Once I became accustomed to the new feel, however, the SpeedCross 3s quickly became my favorite pair of trail shoes. They are lighter in weight than the other two, fit my feet better than the Cascadias (and fit as well as the Wave Ascends), and are much grippier on a variety of surfaces - particularly dry rock and wet mud/sand. The softer rubber on the soles coupled with deeper-profile cleats is a combination of components that I would not have guessed would work as well in concert as they do. The height, as I mentioned, felt strange at first. The drop from heel to toe also seemed too dramatic initially. But now it feels natural. In this case, familiarity breeds comfort.
While I have only used my Mizunos for trail marathons (Wave Ascends) and gravel ultra marathons (Wave Inspires), I would happily run either in the SpeedCross 3s. The longest distance I've logged in the Salomons was 17 miles on a relatively smooth sandy trail. Last week, however, I ran in them 5 out of six days on a variety of trails, and found no hot spots, or areas of discomfort.
This past winter the Salomons also served as my go-to snow running shoes. They performed well. The sides also endured many scrapes with hard snow and ice without showing any signs of fatigue in the rubber or wear in the fabric.
Over the past few months, the Salomons have become my favorite pair of trail shoes. They are certainly unlike other trail shoes, and thus require a bit of adjustment time.
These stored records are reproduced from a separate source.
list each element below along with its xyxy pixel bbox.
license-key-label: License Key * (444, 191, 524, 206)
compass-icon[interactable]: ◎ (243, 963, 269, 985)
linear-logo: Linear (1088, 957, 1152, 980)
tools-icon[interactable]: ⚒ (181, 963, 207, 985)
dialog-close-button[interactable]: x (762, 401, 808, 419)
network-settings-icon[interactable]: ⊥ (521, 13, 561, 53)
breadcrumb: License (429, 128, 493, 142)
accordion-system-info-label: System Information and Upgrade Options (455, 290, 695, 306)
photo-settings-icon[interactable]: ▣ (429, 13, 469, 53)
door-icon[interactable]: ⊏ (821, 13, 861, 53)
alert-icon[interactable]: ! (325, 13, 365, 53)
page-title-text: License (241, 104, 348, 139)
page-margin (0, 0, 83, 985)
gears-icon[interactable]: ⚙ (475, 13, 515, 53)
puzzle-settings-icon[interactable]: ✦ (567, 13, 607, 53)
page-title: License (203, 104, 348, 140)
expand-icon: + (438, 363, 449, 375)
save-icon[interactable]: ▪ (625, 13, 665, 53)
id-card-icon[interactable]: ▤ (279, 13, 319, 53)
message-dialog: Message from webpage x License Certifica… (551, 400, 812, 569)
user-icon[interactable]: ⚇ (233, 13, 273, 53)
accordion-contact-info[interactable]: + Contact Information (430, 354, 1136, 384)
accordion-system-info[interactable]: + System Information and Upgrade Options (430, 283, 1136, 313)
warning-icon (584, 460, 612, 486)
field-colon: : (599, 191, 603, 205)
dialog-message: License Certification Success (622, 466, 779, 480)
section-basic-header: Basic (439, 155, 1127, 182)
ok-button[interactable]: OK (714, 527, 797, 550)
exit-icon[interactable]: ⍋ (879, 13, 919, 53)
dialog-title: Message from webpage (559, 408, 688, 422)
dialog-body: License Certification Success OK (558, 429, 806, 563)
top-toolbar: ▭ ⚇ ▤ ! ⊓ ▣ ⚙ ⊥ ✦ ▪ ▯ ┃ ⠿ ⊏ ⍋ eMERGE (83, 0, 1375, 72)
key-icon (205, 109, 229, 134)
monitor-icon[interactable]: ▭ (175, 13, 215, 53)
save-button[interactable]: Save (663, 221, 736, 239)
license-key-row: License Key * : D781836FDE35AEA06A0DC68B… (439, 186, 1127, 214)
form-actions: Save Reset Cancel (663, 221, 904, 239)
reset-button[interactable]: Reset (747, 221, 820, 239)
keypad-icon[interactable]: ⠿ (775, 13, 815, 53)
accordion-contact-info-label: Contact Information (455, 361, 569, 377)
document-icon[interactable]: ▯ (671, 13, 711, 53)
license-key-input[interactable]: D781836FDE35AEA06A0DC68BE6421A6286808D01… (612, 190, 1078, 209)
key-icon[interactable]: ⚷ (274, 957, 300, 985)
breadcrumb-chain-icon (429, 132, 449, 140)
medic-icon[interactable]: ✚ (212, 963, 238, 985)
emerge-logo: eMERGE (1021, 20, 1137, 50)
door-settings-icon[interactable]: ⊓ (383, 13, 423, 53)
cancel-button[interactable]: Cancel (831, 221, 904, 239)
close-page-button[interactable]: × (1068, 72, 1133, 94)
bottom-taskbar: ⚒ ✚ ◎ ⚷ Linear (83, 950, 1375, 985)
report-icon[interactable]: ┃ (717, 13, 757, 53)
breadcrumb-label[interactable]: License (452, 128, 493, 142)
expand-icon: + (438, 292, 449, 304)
But the rewards they provide are well worth the price (slightly higher than other shoes I've bought), and the unique feel.
Clinton N.Shore Update:
I have to report that I came across my first copperhead on the Clinton trails yesterday. Even with the cold winter, the snakes are already hanging out and will certainly startle the unsuspecting runner. So pay heed.
Also poison ivy is around. I've already had my first minor encounter. Just because the leaves aren't around doesn't mean you should grab every random vine.
I'm still looking to be bitten by my first tick of the season. And I haven't stumbled into a pack of oak mites yet either. I'll let you know when either of those fun events happens.